Afternoon Tea is a British tradition that is becoming more and more popular. It is such a lovely way of spending a couple of relaxing hours with friends or family. Few things are more decadent than settling down about 3 pm to a meal dedicated to pure indulgence. From cream tea to high tea or champagne tea, the tradition can be enjoyed in various forms, for an afternoon break or a special celebration.
It was first introduced in England in 1840 by the Duchess of Bedford, Anna. She would become hungry around 4 pm and did not want to wait until her evening meal at 8 pm. So she asked that a tray of tea, bread and butter and cake be brought to her room in the late afternoon – and just like that, the tradition was born!
The trend quickly caught on when the Duchess invited friends to join her for tea in her rooms at Woburn Abbey. Over time this became a fashionable social event for the upper-classes who would flaunt their wealth with tea parties in their extravagant gardens and at popular tea rooms and hotels.

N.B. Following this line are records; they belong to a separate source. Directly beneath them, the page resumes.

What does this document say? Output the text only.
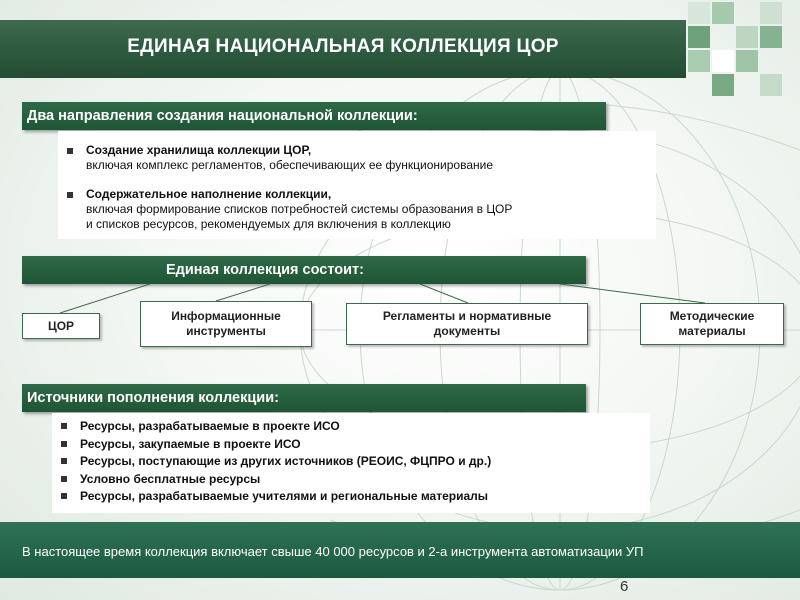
ЕДИНАЯ НАЦИОНАЛЬНАЯ КОЛЛЕКЦИЯ ЦОР
Два направления создания национальной коллекции:
Создание хранилища коллекции ЦОР,
включая комплекс регламентов, обеспечивающих ее функционирование
Содержательное наполнение коллекции,
включая формирование списков потребностей системы образования в ЦОР
и списков ресурсов, рекомендуемых для включения в коллекцию
Единая коллекция состоит:
ЦОР
Информационные
инструменты
Регламенты и нормативные
документы
Методические
материалы
Источники пополнения коллекции:
Ресурсы, разрабатываемые в проекте ИСО
Ресурсы, закупаемые в проекте ИСО
Ресурсы, поступающие из других источников (РЕОИС, ФЦПРО и др.)
Условно бесплатные ресурсы
Ресурсы, разрабатываемые учителями и региональные материалы
В настоящее время коллекция включает свыше 40 000 ресурсов и 2-а инструмента автоматизации УП
6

Far from the Duchess’s original modest meal, afternoon tea as we know it has become quite the occasion in the UK. This indulgent experience can be enjoyed in many ways from a traditional tea room, café or garden centre to a more lavish themed experience in one of Britain’s finest hotels.
National Afternoon Tea Week
It’s not all scones and clotted cream, nowadays there’s a brilliant selection of unusual themed events that can be found around the UK. In celebration of ‘National Afternoon Tea Week next week’ this week, here is a look at some of the more unusual offerings from around the country.
The experience at Silk restaurant in the 5* Courthouse Hotel in London is just the thing if you are looking for a more exotic dining event. A fabulous Afternoon Tea for two that offers flavours from the Far East with a wide selection of sweet and savoury Japanese treats, teas and a glass of plum wine for each guest. The Courthouse Hotel is a unique setting that has retained much of its original features from the time when it was a working courtroom.
The Chesterfield Hotel in Mayfair offers a sweet cart afternoon tea- full of sweet themed cakes from cola slice to jazzies extreme! if you have a sweet tooth this is the place for you!
Of course, going out and spoiling yourself with a lavish treat is nice once in a while, but you can also create your perfect afternoon tea at home. Below are some scrummy recipes to tempt your friends and family with.
Selection of summer sandwiches
Goat’s cheese, walnut & roasted pepper, lemony cucumber & prawn and creamy egg & cress; three sandwiches perfect for the whole family. Find the recipes for all three here.
Served with clotted cream and strawberry jam; you could even customise them with currents and all spice. They are simple to make and loved by all. Find the recipe here.
Savoury Cheese scones
Savoury scones make a nice change and these are delicious on their own, buttered or with leftover roasted meats and salad. The recipe can be found here.
The cake is rich, moist and so, so easy to make. Everyone loves chocolate cake. You can find the recipe here.
No afternoon tea would be complete without the perfect cuppa. Selecting a great cup of cha is often largely overlooked by people putting on or attending these events. Below is a rundown of what type of tea you should use. Don’t forget to use China teacups to get the best tasting brew possible!
- Earl Grey gets its citrusy flavour from the essential oil of bergamot (an orange-like fruit). The natural sweetness of Earl Grey lends itself to pairing with many afternoon tea sweets, like scones and shortbread cookies.
- English breakfast is one of the most popular blended teas in Britain. A traditional blend of leaves originating from Assam, Ceylon, and Kenya. Pair this cuppa with any lemon flavouring cake for the perfect combo.
- Darjeeling black teas are a classic pairing for afternoon tea foods. You might have a choice between spring-plucked Darjeeling First Flush and summer-plucked Darjeeling Second Flush. Darjeeling First Flush is more floral and green in flavour, while Darjeeling Second Flush has a distinctive fruity flavour. Both work well with savoury afternoon tea foods, and Second Flush is also great with chocolate, fruity desserts and pastries.
- Chamomile is a herbal infusion with a floral, apple-like flavour. Many people select it for afternoon tea because it is naturally caffeine-free. It also pairs wonderfully with afternoon tea sweets, especially scones and fruity confections.
- Brewed on its own or as part of a tea blend, lavender is a common “tea” for afternoon tea. Popular lavender blends include Lavender Earl Grey and herbal blend with ingredients like lavender, chamomile and mint. The sweet, perfumey flavour of a lavender infusion or lavender tea blend is ideal with uncomplicated afternoon tea foods; like scones and Devon cream.